Une autre question se pose: comment assurer la traçabilité des émissions évitées ?
Comme vous le savez, chez Inuk on ne plaisante pas avec la mesurabilité et la traçabilité des émissions évitées. Puisqu’on travaille principalement avec des producteurs d’énergie renouvelable, la question ne se pose pas : on se connecte simplement à leur compteur pour relever les données de production. Mais dans le cas de Hoffmann Green, sur quelle base pouvons-nous calculer les émissions évitées de manière précise ?
La vente de tonnes de ciment Hoffmann Green comme « proxy »
Nous avons décidé de nous baser sur les ventes effectives réalisées par l’entreprise Hoffmann Green car de manière confiante nous pouvons estimer qu’une tonne de ciment vendue est une tonne de ciment utilisée. En effet, le marché du ciment se caractérise par un cycle achat-usage extrêmement tendu, car le ciment est un matériau qui se conserve peu longtemps, et qui doit donc être utilisé rapidement sur un chantier une fois acheté. En outre, même si une partie du ciment Hoffmann achetée n’était pas amenée à être utilisée, nous pouvons faire l’hypothèse que la même quantité de ciment Portland aurait été achetée pour réaliser le même ouvrage.
Maintenant que nous avons passé le sujet au peigne fin, nous avons la certitude que les ciment bas-carbone tels que développé par Hoffmann permettent bien d’éviter du CO2. Nous avons aussi confiance en la méthodologie que nous avons développée dans le sens où nous avons été particulièrement conservateur : nous savons que nous ne risquons pas de surestimer les émissions évitées grâce à ces solutions, et c’est le plus important.
Il s’agit maintenant de questionner le rôle d’Inuk là-dedans : si ces projets sont vraiment un levier de décarbonation majeur aujourd’hui, pourquoi peinent-ils à ce point à se déployer ?
2. La question de l’additionnalité
Si les produits d’Hoffmann Green sont aussi géniaux, pourquoi ont-ils besoin du financement issu des crédits carbone ?
principe d’additionnalité : késako ?
Pour l’ADEME, un projet est qualifié d’additionnel lorsqu’il n’aurait pu être mis en œuvre sans le financement issu de la vente des unités carbone sur la base de sa seule rentabilité économique (déterminée en intégrant les aides publiques éventuellement obtenues). Ce financement lui permet de dépasser des obstacles institutionnels, sociaux, culturels ou financiers. En outre, ce projet doit effectivement générer une baisse d’émissions de gaz à effet de serre par rapport aux activités qui auraient été menées en l’absence de compensation
Peu de progrès dans l’industrie cimentière en 200 ans d’existence
L’industrie cimentière est caractérisée par un fort conservatisme, à la fois culturel et structurel. En effet , l’innovation des grands cimentiers est pénalisée par les faibles marges qu’ils réalisent, avec des budgets de R&D représentant systématiquement moins de 1% de leurs revenus[5].
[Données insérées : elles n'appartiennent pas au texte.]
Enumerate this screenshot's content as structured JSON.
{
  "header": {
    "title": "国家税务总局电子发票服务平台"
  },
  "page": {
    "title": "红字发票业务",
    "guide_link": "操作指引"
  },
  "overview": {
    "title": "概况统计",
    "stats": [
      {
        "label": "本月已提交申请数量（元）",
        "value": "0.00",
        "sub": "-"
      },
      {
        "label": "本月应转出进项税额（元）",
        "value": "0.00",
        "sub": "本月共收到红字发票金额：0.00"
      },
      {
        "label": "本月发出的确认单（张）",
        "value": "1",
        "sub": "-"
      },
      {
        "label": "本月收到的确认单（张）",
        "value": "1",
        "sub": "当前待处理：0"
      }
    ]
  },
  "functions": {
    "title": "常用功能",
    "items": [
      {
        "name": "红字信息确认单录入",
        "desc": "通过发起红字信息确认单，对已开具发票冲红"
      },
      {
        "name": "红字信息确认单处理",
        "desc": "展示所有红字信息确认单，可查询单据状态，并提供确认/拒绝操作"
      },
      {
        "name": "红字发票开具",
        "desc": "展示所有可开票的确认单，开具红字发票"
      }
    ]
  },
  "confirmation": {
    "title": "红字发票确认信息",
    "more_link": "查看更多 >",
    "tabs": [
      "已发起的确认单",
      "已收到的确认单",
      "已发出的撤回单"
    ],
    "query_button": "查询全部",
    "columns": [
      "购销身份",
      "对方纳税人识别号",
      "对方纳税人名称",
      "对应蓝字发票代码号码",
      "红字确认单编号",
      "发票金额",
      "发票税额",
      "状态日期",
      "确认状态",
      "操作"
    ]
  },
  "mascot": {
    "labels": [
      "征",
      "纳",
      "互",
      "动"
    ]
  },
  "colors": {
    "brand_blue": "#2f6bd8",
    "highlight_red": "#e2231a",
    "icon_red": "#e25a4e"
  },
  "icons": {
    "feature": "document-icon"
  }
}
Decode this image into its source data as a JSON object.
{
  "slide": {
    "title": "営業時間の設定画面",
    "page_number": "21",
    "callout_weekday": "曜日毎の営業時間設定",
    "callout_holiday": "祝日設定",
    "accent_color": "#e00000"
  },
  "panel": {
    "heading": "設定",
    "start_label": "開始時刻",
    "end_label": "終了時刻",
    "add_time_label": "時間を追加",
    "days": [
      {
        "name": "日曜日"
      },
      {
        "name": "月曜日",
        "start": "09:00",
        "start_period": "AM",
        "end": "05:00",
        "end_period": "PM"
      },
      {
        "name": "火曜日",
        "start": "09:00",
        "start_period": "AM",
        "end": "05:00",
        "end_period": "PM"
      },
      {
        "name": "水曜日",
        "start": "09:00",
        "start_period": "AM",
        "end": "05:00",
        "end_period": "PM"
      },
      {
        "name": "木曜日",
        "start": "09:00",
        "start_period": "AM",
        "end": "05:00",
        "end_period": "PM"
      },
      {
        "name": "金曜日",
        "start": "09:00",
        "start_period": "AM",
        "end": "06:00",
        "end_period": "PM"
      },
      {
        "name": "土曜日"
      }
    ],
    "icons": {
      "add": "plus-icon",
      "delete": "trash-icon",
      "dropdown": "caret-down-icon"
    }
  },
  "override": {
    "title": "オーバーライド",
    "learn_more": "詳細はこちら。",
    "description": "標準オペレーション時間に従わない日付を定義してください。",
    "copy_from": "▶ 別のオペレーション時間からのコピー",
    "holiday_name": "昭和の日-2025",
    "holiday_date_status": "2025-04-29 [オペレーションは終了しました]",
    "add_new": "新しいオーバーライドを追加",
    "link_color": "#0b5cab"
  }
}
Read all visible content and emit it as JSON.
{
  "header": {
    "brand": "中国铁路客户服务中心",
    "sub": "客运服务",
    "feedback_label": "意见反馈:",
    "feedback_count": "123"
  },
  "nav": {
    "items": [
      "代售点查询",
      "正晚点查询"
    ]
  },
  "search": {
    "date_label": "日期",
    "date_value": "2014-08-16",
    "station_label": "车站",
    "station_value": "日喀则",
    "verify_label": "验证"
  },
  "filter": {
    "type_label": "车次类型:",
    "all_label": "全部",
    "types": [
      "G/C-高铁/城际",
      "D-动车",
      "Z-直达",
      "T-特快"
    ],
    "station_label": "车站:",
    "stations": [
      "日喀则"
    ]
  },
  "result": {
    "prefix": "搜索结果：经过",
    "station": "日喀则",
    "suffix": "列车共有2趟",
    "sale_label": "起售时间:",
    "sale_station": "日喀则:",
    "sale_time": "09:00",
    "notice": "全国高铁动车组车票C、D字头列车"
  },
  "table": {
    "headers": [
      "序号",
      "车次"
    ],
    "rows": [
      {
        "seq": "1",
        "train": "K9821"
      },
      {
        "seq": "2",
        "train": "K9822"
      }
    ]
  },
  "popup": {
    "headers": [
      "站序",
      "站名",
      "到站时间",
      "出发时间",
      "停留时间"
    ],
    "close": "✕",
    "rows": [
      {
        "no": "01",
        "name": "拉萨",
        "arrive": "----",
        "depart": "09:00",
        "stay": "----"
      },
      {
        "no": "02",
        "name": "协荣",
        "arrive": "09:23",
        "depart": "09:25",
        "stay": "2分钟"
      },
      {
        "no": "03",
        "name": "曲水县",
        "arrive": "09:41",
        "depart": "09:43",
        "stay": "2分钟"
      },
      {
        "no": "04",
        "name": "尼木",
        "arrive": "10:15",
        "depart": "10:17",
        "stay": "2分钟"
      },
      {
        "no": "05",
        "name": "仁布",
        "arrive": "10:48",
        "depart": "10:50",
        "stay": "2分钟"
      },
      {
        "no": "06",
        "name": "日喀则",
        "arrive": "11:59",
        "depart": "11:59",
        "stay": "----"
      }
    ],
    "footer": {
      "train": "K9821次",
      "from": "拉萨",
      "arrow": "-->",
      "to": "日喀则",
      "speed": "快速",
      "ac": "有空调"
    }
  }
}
Le taux de pénétration des ciments alternatifs sur le marché reste donc très faible (à peine 1% en 2030 et 5% en 2050 d’après la feuille de route de la CGCA). Parmi les multiples justifications mises en avant par les acteurs de l’industrie (inadaptation à certains ouvrages, standards de construction obsolètes, doutes sur la technologie), le prix ressort comme le principal frein. En effet, ces ciments alternatifs ne sont pas compétitifs car leurs coûts de production sont aujourd’hui bien plus élevés que ceux du ciment traditionnel.
Pour encourager la substitution de béton traditionnel par du béton bas carbone, il est donc essentiel de rendre ces produits plus compétitifs, et c’est là que la contribution carbone peut être utile : en valorisant les émissions évitées grâce à ces ciments, nous créons une ligne de revenu supplémentaire, qui est directement répercutée sur le prix de vente de ces ciments à la tonne. En conséquence, ils deviennent plus abordables et leur adoption plus simple.
Encourager le développement de solutions encore plus vertueuses
Mais comme d’habitude, ce qui nous intéresse aussi chez Inuk, c’est le changement systémique : ne pas se contenter d’aller sur des solutions existantes, mais s’assurer de continuer à financer des projets qui permettront d’éviter des émissions de CO2eq demain. C’est pourquoi nous avons gravé dans le marbre que les revenus liés à la contribution carbone devraient aussi servir au financement des travaux de R&D nécessaires à la commercialisation du ciment H-EVA. Ce produit est encore plus vertueux, puisqu’il ne contient ni clinker, ni laitier mais utilise de l’argile à la place, ce qui permet de réduire drastiquement son empreinte environnementale.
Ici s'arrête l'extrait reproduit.